Vous me posez là une question-piège. Mais je vais essayer de vous répondre. Pour ce qui est de la pêche démersale, la situation est contrôlable et les mesures adéquates permettront une reprise en main de la situation par notre pays.
En ce qui concerne la pêche pélagique et plus particulièrement celle de la sardine, je suis obligé de tirer la sonnette d’alarme car depuis plusieurs années et en dépit des rapports plus qu’alarmants de l’I.N.R.H, les usines de fabrication de farine et huile de poissons ne cessent de pomper directement de la mer une sardine de première qualité et ce au détriment des conserveurs, congélateurs et autres circuits de commercialisation.
Ce qui fut au début une activité marginale qui récupère les déchets des usines de conserve ou du poisson des fonds des cales est devenu une industrie à part entière qui exige sa part du marché sans souci aucun pour l’avenir de notre ressource.
À cette industrie qui déprave le secteur, il convient d’ajouter le problème qu’une partie de notre flotte continue de négliger et qui consiste en la non-utilisation des caisses à bord pour la pêche des espèces pélagiques et la conservation sous glace. Je suis persuadé que mes collègues ne vont pas apprécier cette dernière proposition, mais faite vous-même le calcul : la différence entre le prix d’un poisson bien glacé et en caisse sans perte ni en quantité, ni en qualité organoleptique, ni en fraîcheur et présentation, et un poisson conservé en vrac à bord dans une saumure et manipulé à plusieurs reprises avant d’arriver à sa destination finale.

Faut-il ouvrir la pêche nationale à un partenariat international rénové et productif au lieu de signer à nouveau des accords avec l’Espagne ou l’Union européenne ? Quel est votre point de vue ?

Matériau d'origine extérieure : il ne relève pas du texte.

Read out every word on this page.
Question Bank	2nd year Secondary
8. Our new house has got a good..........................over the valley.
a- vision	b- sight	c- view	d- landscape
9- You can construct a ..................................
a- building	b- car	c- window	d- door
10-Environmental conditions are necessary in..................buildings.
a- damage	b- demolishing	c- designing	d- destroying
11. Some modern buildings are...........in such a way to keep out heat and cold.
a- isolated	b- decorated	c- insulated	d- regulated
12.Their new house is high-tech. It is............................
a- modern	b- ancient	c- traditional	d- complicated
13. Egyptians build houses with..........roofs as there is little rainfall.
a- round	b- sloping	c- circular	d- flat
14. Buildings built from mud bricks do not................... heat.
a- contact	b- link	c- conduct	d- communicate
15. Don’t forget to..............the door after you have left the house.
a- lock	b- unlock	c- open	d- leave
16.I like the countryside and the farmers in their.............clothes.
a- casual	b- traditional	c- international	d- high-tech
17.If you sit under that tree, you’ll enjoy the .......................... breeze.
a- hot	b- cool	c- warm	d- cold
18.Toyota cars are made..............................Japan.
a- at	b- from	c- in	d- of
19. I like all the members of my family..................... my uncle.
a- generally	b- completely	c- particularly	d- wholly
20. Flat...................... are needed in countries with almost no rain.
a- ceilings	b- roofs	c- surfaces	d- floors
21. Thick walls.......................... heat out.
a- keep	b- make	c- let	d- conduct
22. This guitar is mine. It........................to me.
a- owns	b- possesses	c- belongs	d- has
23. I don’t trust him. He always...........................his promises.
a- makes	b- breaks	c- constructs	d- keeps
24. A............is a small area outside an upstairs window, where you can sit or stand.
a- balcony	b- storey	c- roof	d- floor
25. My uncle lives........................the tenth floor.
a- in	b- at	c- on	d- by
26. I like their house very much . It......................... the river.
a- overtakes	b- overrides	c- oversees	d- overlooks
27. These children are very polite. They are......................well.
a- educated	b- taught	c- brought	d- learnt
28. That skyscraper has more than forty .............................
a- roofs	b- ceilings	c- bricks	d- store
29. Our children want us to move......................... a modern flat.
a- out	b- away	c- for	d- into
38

Écoutez, je ne veux pas polémiquer avec notre gouvernement, ou mettre en doute la bonne foi qui l’anime.
Ceci étant, je ne pense pas que les autorités de tutelle prennent des décisions sans l’avis des scientifiques de l’I.N.R.H. qui tiennent compte des intérêts suprêmes de la Nation, de notre secteur et de toute une population qui vit de ce secteur aussi bien en mer qu’à terre, sans parler des bienfaits économiques et nutritionnels de cette activité.